Enttäuscht zeigte sich die Kanzlerin auch beim Thema Türkei: "Das hätten wir gern konstruktiver gesehen (…), aber wir reichen der Türkei weiter die Hand und wollen an einer konstruktiven Agenda arbeiten". So würden angesichts der fortgesetzten Bohrungen im östlichen Mittelmeer weitere Personen und Unternehmen auf die Sanktionslisten gesetzt.
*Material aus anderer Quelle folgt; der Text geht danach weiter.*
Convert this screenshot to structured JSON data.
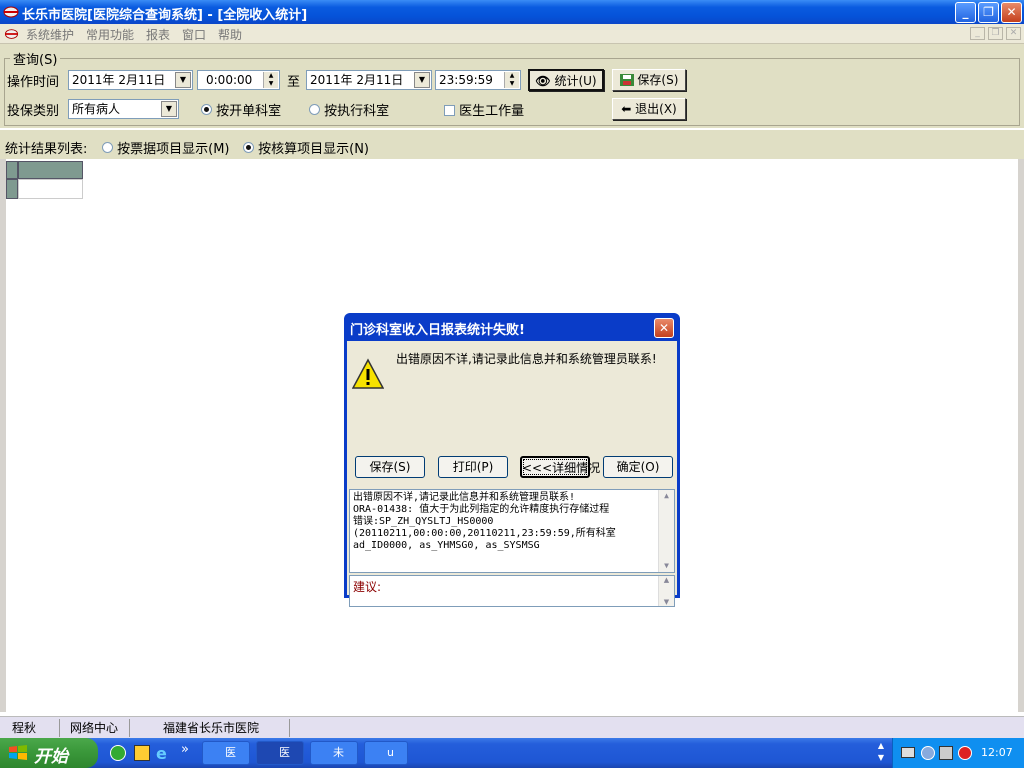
{
  "window": {
    "title": "长乐市医院[医院综合查询系统] - [全院收入统计]",
    "min": "_",
    "restore": "❐",
    "close": "✕"
  },
  "menu": {
    "items": [
      "系统维护",
      "常用功能",
      "报表",
      "窗口",
      "帮助"
    ],
    "mdi_min": "_",
    "mdi_restore": "❐",
    "mdi_close": "✕"
  },
  "query": {
    "group_label": "查询(S)",
    "time_label": "操作时间",
    "from_date": "2011年 2月11日",
    "from_time": "0:00:00",
    "to_label": "至",
    "to_date": "2011年 2月11日",
    "to_time": "23:59:59",
    "stat_button": "统计(U)",
    "save_button": "保存(S)",
    "insurance_label": "投保类别",
    "insurance_value": "所有病人",
    "radio_billing_dept": "按开单科室",
    "radio_exec_dept": "按执行科室",
    "check_doctor": "医生工作量",
    "exit_button": "退出(X)"
  },
  "results": {
    "label": "统计结果列表:",
    "radio_invoice": "按票据项目显示(M)",
    "radio_accounting": "按核算项目显示(N)"
  },
  "dialog": {
    "title": "门诊科室收入日报表统计失败!",
    "message": "出错原因不详,请记录此信息并和系统管理员联系!",
    "btn_save": "保存(S)",
    "btn_print": "打印(P)",
    "btn_details": "<<<详细情况",
    "btn_ok": "确定(O)",
    "details": [
      "出错原因不详,请记录此信息并和系统管理员联系!",
      "ORA-01438: 值大于为此列指定的允许精度执行存储过程",
      "错误:SP_ZH_QYSLTJ_HS0000",
      "(20110211,00:00:00,20110211,23:59:59,所有科室",
      "ad_ID0000, as_YHMSG0, as_SYSMSG"
    ],
    "suggest_label": "建议:"
  },
  "statusbar": {
    "user": "程秋",
    "network": "网络中心",
    "org": "福建省长乐市医院"
  },
  "taskbar": {
    "start": "开始",
    "buttons": [
      "医",
      "医",
      "未",
      "u"
    ],
    "more": "»",
    "clock": "12:07"
  },
  "icons": {
    "warning": "warning-icon",
    "binoculars": "binoculars-icon",
    "save": "save-icon",
    "exit": "exit-door-icon"
  },
  "colors": {
    "titlebar": "#0552d8",
    "panel": "#e0dfc4",
    "dialog_border": "#0a3cc8",
    "suggest_text": "#8b0000"
  }
}
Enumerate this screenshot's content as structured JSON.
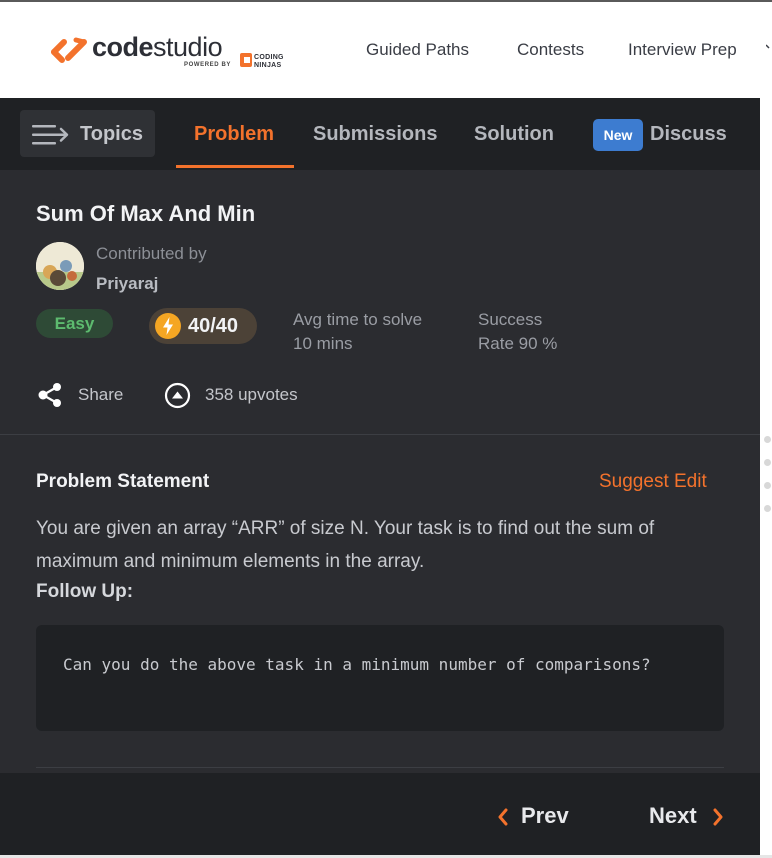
{
  "brand": {
    "name_bold": "code",
    "name_light": "studio",
    "powered_by": "POWERED BY",
    "partner_line1": "CODING",
    "partner_line2": "NINJAS"
  },
  "nav": {
    "links": [
      "Guided Paths",
      "Contests",
      "Interview Prep"
    ]
  },
  "tabs": {
    "topics_label": "Topics",
    "items": [
      "Problem",
      "Submissions",
      "Solution",
      "Discuss"
    ],
    "active": "Problem",
    "new_badge": "New"
  },
  "problem": {
    "title": "Sum Of Max And Min",
    "contributed_label": "Contributed by",
    "contributor": "Priyaraj",
    "difficulty": "Easy",
    "score": "40/40",
    "avg_time_label": "Avg time to solve",
    "avg_time_value": "10 mins",
    "success_label": "Success",
    "success_value": "Rate 90 %",
    "share_label": "Share",
    "upvotes": "358 upvotes"
  },
  "statement": {
    "heading": "Problem Statement",
    "suggest_edit": "Suggest Edit",
    "text": "You are given an array “ARR” of size N. Your task is to find out the sum of maximum and minimum elements in the array.",
    "follow_up_label": "Follow Up:",
    "follow_up_code": "Can you do the above task in a minimum number of comparisons?"
  },
  "footer": {
    "prev_label": "Prev",
    "next_label": "Next"
  },
  "colors": {
    "accent": "#f3722c",
    "easy": "#5dbb6f",
    "new_badge": "#3d7cd0"
  }
}
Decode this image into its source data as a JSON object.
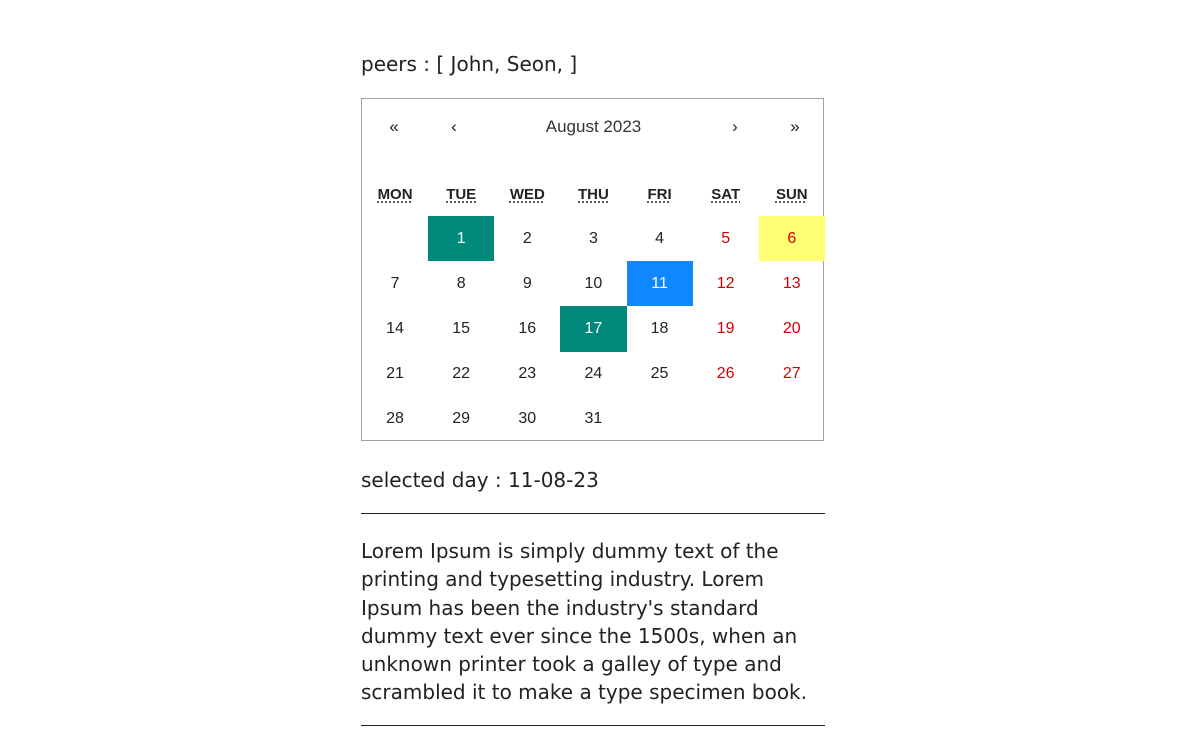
{
  "peers": {
    "text": "peers : [ John, Seon, ]"
  },
  "calendar": {
    "nav": {
      "prev_year": "«",
      "prev_month": "‹",
      "label": "August 2023",
      "next_month": "›",
      "next_year": "»"
    },
    "weekdays": [
      "MON",
      "TUE",
      "WED",
      "THU",
      "FRI",
      "SAT",
      "SUN"
    ],
    "weeks": [
      [
        "",
        "1",
        "2",
        "3",
        "4",
        "5",
        "6"
      ],
      [
        "7",
        "8",
        "9",
        "10",
        "11",
        "12",
        "13"
      ],
      [
        "14",
        "15",
        "16",
        "17",
        "18",
        "19",
        "20"
      ],
      [
        "21",
        "22",
        "23",
        "24",
        "25",
        "26",
        "27"
      ],
      [
        "28",
        "29",
        "30",
        "31",
        "",
        "",
        ""
      ]
    ],
    "highlighted_green": [
      "1",
      "17"
    ],
    "selected_day": "11",
    "today": "6",
    "colors": {
      "green": "#00897b",
      "blue": "#1087ff",
      "today": "#ffff76",
      "weekend": "#d10000"
    }
  },
  "selected": {
    "text": "selected day : 11-08-23"
  },
  "lorem": {
    "text": "Lorem Ipsum is simply dummy text of the printing and typesetting industry. Lorem Ipsum has been the industry's standard dummy text ever since the 1500s, when an unknown printer took a galley of type and scrambled it to make a type specimen book."
  }
}
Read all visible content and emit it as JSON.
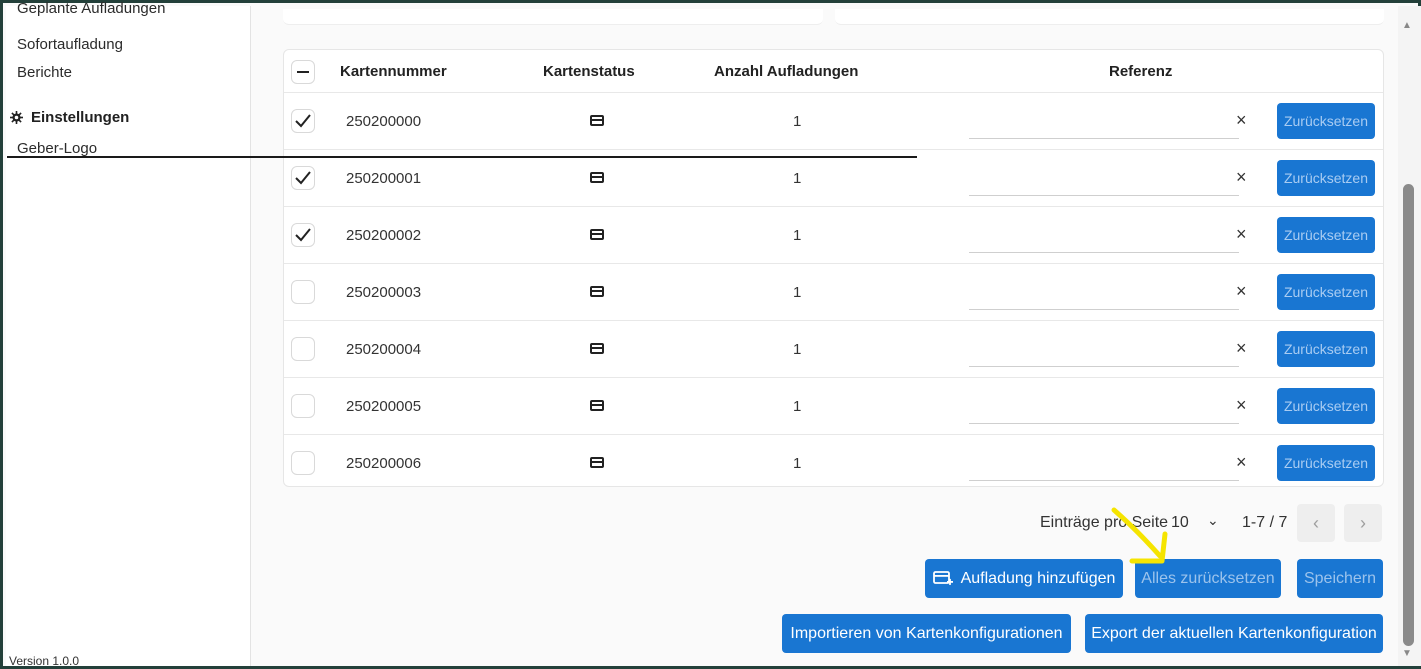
{
  "sidebar": {
    "items": [
      {
        "label": "Geplante Aufladungen"
      },
      {
        "label": "Sofortaufladung"
      },
      {
        "label": "Berichte"
      }
    ],
    "section_label": "Einstellungen",
    "sub_items": [
      {
        "label": "Geber-Logo"
      }
    ],
    "version": "Version 1.0.0"
  },
  "table": {
    "headers": {
      "card_number": "Kartennummer",
      "card_status": "Kartenstatus",
      "topup_count": "Anzahl Aufladungen",
      "reference": "Referenz"
    },
    "rows": [
      {
        "card_number": "250200000",
        "topup_count": "1",
        "checked": true,
        "reset_label": "Zurücksetzen"
      },
      {
        "card_number": "250200001",
        "topup_count": "1",
        "checked": true,
        "reset_label": "Zurücksetzen"
      },
      {
        "card_number": "250200002",
        "topup_count": "1",
        "checked": true,
        "reset_label": "Zurücksetzen"
      },
      {
        "card_number": "250200003",
        "topup_count": "1",
        "checked": false,
        "reset_label": "Zurücksetzen"
      },
      {
        "card_number": "250200004",
        "topup_count": "1",
        "checked": false,
        "reset_label": "Zurücksetzen"
      },
      {
        "card_number": "250200005",
        "topup_count": "1",
        "checked": false,
        "reset_label": "Zurücksetzen"
      },
      {
        "card_number": "250200006",
        "topup_count": "1",
        "checked": false,
        "reset_label": "Zurücksetzen"
      }
    ]
  },
  "pager": {
    "label": "Einträge pro Seite",
    "page_size": "10",
    "range": "1-7 / 7"
  },
  "actions": {
    "add_topup": "Aufladung hinzufügen",
    "reset_all": "Alles zurücksetzen",
    "save": "Speichern",
    "import": "Importieren von Kartenkonfigurationen",
    "export": "Export der aktuellen Kartenkonfiguration"
  },
  "colors": {
    "primary": "#1976d2",
    "annotation": "#f5e400",
    "frame": "#23403a"
  }
}
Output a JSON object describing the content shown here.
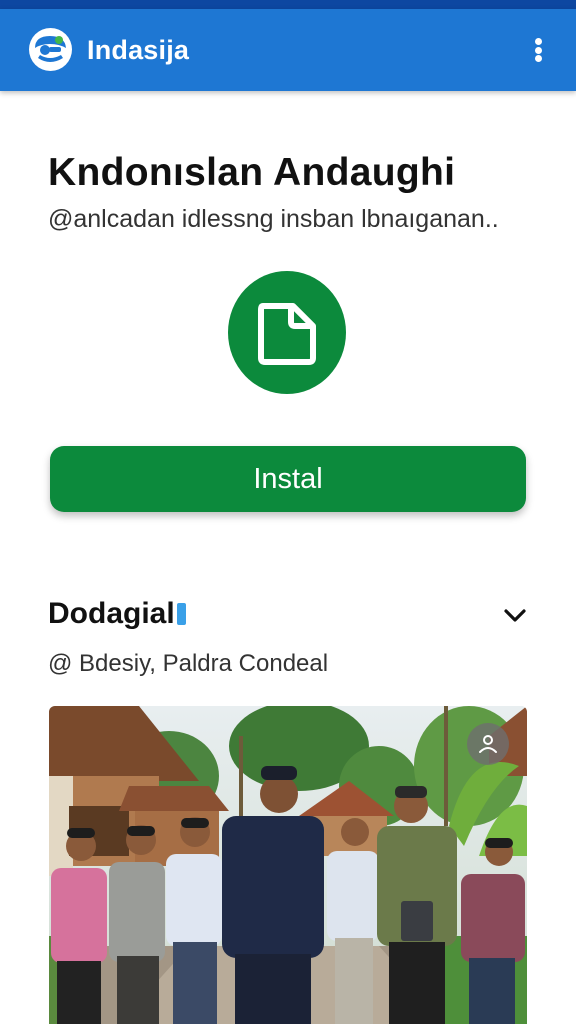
{
  "app_bar": {
    "title": "Indasija",
    "logo_icon": "app-logo-icon",
    "menu_icon": "more-vert-icon",
    "color": "#1e77d3"
  },
  "hero": {
    "title": "Kndonıslan Andaughi",
    "subtitle": "@anlcadan idlessng insban lbnaıganan..",
    "icon": "document-icon",
    "icon_bg": "#0c8a3c"
  },
  "install_button": {
    "label": "Instal",
    "color": "#0c8a3c"
  },
  "section": {
    "title": "Dodagial",
    "location": "@ Bdesiy, Paldra Condeal",
    "chevron_icon": "chevron-down-icon"
  },
  "photo": {
    "overlay_icon": "person-icon"
  }
}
Insgesamt erklärte Angela Merkel zum Verhältnis mit der Türkei: "Wir haben uns mehr vorgenommen". Sie hat bislang versucht, das Verhältnis zu retten und den Forderungen von Griechenland oder Frankreich nach härteren Maßnahmen widerstanden. Das Thema Türkei kehrt auf die Agenda zurück: Im Frühjahr will sich die EU damit erneut befassen, und auch über die türkische Intervention in Libyen und den Konflikt um Berg-Karabach reden.
Am Ende lobten sich die Gipfelteilnehmer selbst. Der Belgier Charles Michel, ständiger Präsident des Rates, erging sich in einer "Hommage an Merkel, die all ihre Stärke, Kreativität und Führungskraft in den vergangenen Monaten bewiesen hat". "Ohne die stetige Führung (der Kanzlerin) wäre es nicht möglich gewesen" fügt EU-Kommissionschefin von der Leyen hinzu.